Ma se riuscissimo ad accettare di avere un problema, magari potremmo iniziare a decidere di intervenire, di cambiare, di avere una vita sana ed equilibrata, con una dieta varia, tanto esercizio fisico e molto meno sparare ai negri, molto meno violentare e altri vizietti del genere.
Intendiamoci, la caccia al poveraccio è sempre stata molto liberatoria, indipendentemente da che fosse negro, donna, disabile, frocio, pellerossa o altro, ma un conto è un intimo gusto perverso, un conto è dirsi “oh, fico sparare ai negri eh? – Regolare! Bisogna farlo.”. E come abbiamo visto non è inserendo negri, donne, disabili, froci e via discorrendo nei posti di potere che risolviamo la questione, che lì giunti sanno essere peggiori dei loro stessi aguzzini, la storia deve toccarci, toccarci tutti, fosse anche passando da un lancio in uno sport che sembrava proprio alfiere del non-pensiero e della distrazione di massa.

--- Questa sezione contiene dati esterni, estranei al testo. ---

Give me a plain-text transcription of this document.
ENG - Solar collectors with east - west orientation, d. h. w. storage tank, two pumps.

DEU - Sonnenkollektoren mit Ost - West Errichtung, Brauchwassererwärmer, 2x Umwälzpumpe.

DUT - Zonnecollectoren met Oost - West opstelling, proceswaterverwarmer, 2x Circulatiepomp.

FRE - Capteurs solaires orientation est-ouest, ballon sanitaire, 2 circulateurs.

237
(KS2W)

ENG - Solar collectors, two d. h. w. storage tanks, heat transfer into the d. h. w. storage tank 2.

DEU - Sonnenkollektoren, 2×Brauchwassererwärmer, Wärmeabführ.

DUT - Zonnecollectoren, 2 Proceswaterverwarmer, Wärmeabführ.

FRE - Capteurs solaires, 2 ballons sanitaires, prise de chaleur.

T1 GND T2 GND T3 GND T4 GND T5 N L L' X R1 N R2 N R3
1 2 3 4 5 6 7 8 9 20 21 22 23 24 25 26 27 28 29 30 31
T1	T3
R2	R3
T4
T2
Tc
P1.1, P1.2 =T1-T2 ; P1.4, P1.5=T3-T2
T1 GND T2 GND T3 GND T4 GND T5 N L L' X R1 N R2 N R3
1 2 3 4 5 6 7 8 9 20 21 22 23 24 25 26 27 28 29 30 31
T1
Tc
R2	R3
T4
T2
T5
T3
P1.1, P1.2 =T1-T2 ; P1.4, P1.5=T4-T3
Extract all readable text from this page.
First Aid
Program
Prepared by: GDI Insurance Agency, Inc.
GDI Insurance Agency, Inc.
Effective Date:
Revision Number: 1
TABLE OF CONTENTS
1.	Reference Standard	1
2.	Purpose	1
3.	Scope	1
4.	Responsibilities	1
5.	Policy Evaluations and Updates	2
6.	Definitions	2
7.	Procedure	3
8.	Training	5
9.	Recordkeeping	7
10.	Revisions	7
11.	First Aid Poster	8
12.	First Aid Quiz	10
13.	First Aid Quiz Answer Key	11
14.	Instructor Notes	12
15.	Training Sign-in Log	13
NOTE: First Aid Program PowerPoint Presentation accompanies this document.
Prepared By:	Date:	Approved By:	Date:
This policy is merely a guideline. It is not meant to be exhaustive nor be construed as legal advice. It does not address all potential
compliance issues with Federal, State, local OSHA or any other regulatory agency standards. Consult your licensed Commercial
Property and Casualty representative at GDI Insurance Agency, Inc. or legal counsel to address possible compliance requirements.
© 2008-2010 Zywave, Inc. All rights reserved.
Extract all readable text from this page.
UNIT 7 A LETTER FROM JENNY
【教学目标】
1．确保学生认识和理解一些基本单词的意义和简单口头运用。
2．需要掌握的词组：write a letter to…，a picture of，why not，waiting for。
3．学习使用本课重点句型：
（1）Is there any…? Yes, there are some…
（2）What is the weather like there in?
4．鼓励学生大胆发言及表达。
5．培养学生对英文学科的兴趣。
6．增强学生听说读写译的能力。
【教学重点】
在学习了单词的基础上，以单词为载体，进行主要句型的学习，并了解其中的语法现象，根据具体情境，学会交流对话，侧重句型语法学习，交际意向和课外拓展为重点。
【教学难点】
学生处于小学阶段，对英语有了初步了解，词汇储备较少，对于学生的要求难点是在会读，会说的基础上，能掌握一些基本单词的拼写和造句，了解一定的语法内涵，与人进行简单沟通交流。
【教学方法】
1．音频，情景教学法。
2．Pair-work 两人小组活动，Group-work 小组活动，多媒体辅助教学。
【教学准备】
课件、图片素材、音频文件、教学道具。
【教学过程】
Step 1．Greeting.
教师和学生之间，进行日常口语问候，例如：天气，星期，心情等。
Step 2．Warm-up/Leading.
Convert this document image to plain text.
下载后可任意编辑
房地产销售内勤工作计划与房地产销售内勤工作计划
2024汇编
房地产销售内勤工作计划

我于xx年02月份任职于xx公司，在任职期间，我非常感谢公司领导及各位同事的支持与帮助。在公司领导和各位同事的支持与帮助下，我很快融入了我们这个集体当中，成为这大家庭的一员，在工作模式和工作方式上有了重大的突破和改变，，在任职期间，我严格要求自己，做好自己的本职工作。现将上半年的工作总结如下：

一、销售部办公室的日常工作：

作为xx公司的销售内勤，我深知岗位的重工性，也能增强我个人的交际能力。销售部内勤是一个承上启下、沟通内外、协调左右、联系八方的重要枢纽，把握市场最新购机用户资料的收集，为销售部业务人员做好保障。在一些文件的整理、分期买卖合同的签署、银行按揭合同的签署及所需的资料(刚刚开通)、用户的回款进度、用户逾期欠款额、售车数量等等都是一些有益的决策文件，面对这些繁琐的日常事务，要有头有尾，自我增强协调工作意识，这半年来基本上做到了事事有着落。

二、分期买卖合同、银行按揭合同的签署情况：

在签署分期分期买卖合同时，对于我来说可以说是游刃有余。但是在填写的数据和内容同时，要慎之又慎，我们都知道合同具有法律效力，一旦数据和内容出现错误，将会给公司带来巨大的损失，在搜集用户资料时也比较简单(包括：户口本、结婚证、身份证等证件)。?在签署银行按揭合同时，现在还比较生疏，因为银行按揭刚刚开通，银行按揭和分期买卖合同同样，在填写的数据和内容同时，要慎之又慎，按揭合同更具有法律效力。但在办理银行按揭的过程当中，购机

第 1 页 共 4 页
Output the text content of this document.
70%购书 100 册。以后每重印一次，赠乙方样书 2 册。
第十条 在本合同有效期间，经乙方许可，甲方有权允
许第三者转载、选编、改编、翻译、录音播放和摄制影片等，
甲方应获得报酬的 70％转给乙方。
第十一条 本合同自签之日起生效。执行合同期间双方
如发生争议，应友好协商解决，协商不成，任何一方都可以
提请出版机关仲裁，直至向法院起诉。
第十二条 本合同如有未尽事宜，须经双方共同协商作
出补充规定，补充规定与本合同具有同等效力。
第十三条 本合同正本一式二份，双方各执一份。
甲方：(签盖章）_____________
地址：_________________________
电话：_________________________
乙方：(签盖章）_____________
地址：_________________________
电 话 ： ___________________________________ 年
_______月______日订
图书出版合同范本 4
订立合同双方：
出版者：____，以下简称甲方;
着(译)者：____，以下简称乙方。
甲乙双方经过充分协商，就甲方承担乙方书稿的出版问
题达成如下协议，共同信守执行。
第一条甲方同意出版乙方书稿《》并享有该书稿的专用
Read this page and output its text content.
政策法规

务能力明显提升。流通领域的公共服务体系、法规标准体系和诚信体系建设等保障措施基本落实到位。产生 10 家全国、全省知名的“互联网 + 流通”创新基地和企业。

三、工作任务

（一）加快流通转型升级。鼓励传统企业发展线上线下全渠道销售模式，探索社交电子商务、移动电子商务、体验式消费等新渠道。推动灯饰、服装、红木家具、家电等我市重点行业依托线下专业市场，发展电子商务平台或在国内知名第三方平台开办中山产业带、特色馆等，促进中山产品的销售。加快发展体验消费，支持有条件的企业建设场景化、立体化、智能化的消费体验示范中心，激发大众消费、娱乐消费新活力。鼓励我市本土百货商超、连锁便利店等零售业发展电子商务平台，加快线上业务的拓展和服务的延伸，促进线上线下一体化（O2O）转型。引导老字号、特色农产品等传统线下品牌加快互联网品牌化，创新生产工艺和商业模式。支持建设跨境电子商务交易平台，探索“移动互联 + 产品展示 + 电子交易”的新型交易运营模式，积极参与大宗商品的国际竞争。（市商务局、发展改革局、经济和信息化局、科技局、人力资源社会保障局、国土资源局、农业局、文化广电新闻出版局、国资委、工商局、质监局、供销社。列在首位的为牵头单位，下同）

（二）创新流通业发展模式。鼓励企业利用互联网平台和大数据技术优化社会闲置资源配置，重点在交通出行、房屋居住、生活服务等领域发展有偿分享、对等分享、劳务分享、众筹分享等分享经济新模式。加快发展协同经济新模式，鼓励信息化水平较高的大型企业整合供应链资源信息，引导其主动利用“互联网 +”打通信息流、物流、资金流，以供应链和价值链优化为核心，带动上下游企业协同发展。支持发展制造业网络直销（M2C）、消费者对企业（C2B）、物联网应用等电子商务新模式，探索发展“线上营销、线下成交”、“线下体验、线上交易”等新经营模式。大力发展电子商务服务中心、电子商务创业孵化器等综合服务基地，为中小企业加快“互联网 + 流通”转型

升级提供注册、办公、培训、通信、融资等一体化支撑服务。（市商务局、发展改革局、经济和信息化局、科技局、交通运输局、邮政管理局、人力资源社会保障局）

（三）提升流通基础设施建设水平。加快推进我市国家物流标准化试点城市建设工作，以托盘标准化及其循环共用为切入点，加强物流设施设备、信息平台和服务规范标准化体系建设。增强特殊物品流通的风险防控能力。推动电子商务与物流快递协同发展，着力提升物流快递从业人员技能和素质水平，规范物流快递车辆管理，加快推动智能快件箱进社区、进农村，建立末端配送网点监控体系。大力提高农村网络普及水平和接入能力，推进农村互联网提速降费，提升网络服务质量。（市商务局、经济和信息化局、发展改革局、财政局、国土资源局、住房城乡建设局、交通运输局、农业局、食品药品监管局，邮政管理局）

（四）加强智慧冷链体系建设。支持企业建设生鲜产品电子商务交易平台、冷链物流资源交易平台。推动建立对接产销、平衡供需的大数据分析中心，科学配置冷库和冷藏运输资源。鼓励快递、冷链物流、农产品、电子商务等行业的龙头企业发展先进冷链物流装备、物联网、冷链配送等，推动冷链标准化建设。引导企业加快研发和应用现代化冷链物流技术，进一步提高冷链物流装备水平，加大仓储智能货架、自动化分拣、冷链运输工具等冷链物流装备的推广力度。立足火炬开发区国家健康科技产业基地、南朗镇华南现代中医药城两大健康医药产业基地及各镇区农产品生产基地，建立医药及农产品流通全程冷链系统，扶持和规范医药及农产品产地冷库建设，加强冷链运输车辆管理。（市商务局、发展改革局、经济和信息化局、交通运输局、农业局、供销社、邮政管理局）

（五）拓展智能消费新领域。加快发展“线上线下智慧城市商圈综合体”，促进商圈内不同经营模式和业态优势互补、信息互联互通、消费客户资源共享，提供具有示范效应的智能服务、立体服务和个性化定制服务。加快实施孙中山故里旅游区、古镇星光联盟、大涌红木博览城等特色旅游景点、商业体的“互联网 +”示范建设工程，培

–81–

Nel frattempo, sebbene non sia certo io il primo a dirlo, esercitatevi con questo pensiero: se vi indigna di più la protesta per la violenza sui civili che la violenza sui civili, voi non avete un problema, voi siete il problema.
[D.C.]
È una battuta un po’ usurata, ma… 92 minuti di applausi!
Mi viene da pensare che questa ‘uscita del Demente alla Casa Bianca sia in qualche modo intersecata alla sodomizzazione da lui subita ancora una volta sulla cancellazione dell’Obamacare.
Credo e spero che questo fatto possa un giorno comparire sui libri di storia, perché forse adesso non è ancora così chiaro che peso abbia.